Some people who opposed the relocation of the Daechuri base also damaged vehicles belonging to residents who had reached a compensation agreement with the Ministry of National Defense.

At the time, there is a claim that the protesters were armed with spears and Molotov cocktails and threatened and attacked the police and military units, making it inevitable to suppress them by force, and as a result, many people were injured among the military, police, and protesters.

== Compensation ==
The land for which compensation agreements were not reached in Daechuri accounted for 21% of the total land to be purchased, and 79% was agreed upon by residents.

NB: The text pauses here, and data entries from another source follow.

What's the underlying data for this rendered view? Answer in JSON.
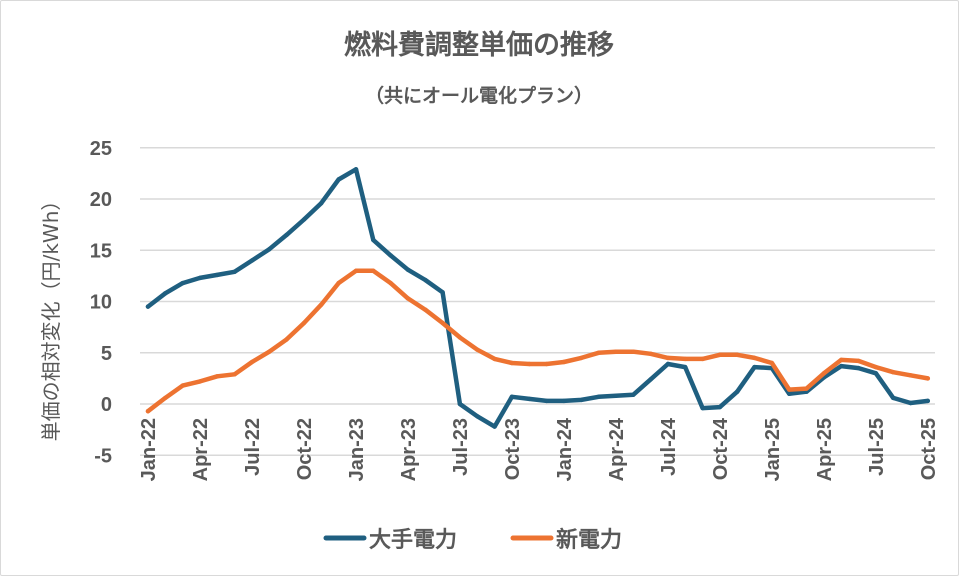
{
  "chart_data": {
    "type": "line",
    "title": "燃料費調整単価の推移",
    "subtitle": "（共にオール電化プラン）",
    "xlabel": "",
    "ylabel": "単価の相対変化（円/kWh）",
    "ylim": [
      -5,
      25
    ],
    "yticks": [
      "25",
      "20",
      "15",
      "10",
      "5",
      "0",
      "-5"
    ],
    "ytick_values": [
      25,
      20,
      15,
      10,
      5,
      0,
      -5
    ],
    "grid": true,
    "legend_position": "bottom",
    "x": [
      "Jan-22",
      "Feb-22",
      "Mar-22",
      "Apr-22",
      "May-22",
      "Jun-22",
      "Jul-22",
      "Aug-22",
      "Sep-22",
      "Oct-22",
      "Nov-22",
      "Dec-22",
      "Jan-23",
      "Feb-23",
      "Mar-23",
      "Apr-23",
      "May-23",
      "Jun-23",
      "Jul-23",
      "Aug-23",
      "Sep-23",
      "Oct-23",
      "Nov-23",
      "Dec-23",
      "Jan-24",
      "Feb-24",
      "Mar-24",
      "Apr-24",
      "May-24",
      "Jun-24",
      "Jul-24",
      "Aug-24",
      "Sep-24",
      "Oct-24",
      "Nov-24",
      "Dec-24",
      "Jan-25",
      "Feb-25",
      "Mar-25",
      "Apr-25",
      "May-25",
      "Jun-25",
      "Jul-25",
      "Aug-25",
      "Sep-25",
      "Oct-25"
    ],
    "xtick_labels": [
      "Jan-22",
      "Apr-22",
      "Jul-22",
      "Oct-22",
      "Jan-23",
      "Apr-23",
      "Jul-23",
      "Oct-23",
      "Jan-24",
      "Apr-24",
      "Jul-24",
      "Oct-24",
      "Jan-25",
      "Apr-25",
      "Jul-25",
      "Oct-25"
    ],
    "series": [
      {
        "name": "大手電力",
        "color": "#1f5f80",
        "values": [
          9.5,
          10.8,
          11.8,
          12.3,
          12.6,
          12.9,
          14.0,
          15.1,
          16.5,
          18.0,
          19.6,
          21.9,
          22.9,
          16.0,
          14.5,
          13.1,
          12.1,
          10.9,
          0.0,
          -1.2,
          -2.2,
          0.7,
          0.5,
          0.3,
          0.3,
          0.4,
          0.7,
          0.8,
          0.9,
          2.4,
          3.9,
          3.6,
          -0.4,
          -0.3,
          1.2,
          3.6,
          3.5,
          1.0,
          1.2,
          2.6,
          3.7,
          3.5,
          3.0,
          0.6,
          0.1,
          0.3
        ]
      },
      {
        "name": "新電力",
        "color": "#ed7331",
        "values": [
          -0.7,
          0.6,
          1.8,
          2.2,
          2.7,
          2.9,
          4.1,
          5.1,
          6.3,
          7.9,
          9.7,
          11.8,
          13.0,
          13.0,
          11.8,
          10.3,
          9.2,
          7.9,
          6.5,
          5.3,
          4.4,
          4.0,
          3.9,
          3.9,
          4.1,
          4.5,
          5.0,
          5.1,
          5.1,
          4.9,
          4.5,
          4.4,
          4.4,
          4.8,
          4.8,
          4.5,
          4.0,
          1.4,
          1.5,
          3.0,
          4.3,
          4.2,
          3.6,
          3.1,
          2.8,
          2.5
        ]
      }
    ]
  },
  "colors": {
    "text": "#595959",
    "grid": "#d9d9d9"
  }
}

The average compensation for residents of Daechuri and Doduri was 600 million won (530 million won for Daechuri and 660 million won for Doduri). The compensation for the 10 or so key executives of the Pyeongseong Countermeasures Committee was a maximum of 2.79 billion won, a minimum of 620 million won, and an average of 1.92 billion won.

On the other hand, some residents of Daechuri say that the Ministry of National Defense is inflating the compensation

== Problems with some of the compensation agreement conditions not being fulfilled ==
Daechuri residents were promised that they would be able to continue to use Daechuri as the administrative name of the Nowai Housing Complex where they moved, but the administrative name change was not made due to opposition from Nowai 2-ri residents. The residents of Pyeonghwa Village filed an administrative lawsuit demanding the administrative name change, but lost. In addition, the government promised to give them the option to choose the location of commercial buildings when a new city is built in Pyeongtaek, but during the construction of Godeok International New City, LH did not keep this promise and proceeded with the sale. Residents won the lawsuit regarding the right to choose the location in the first and second trials. Since the commercial land has already been sold and developed, Daechuri residents are currently in the process of filing a separate lawsuit for damages.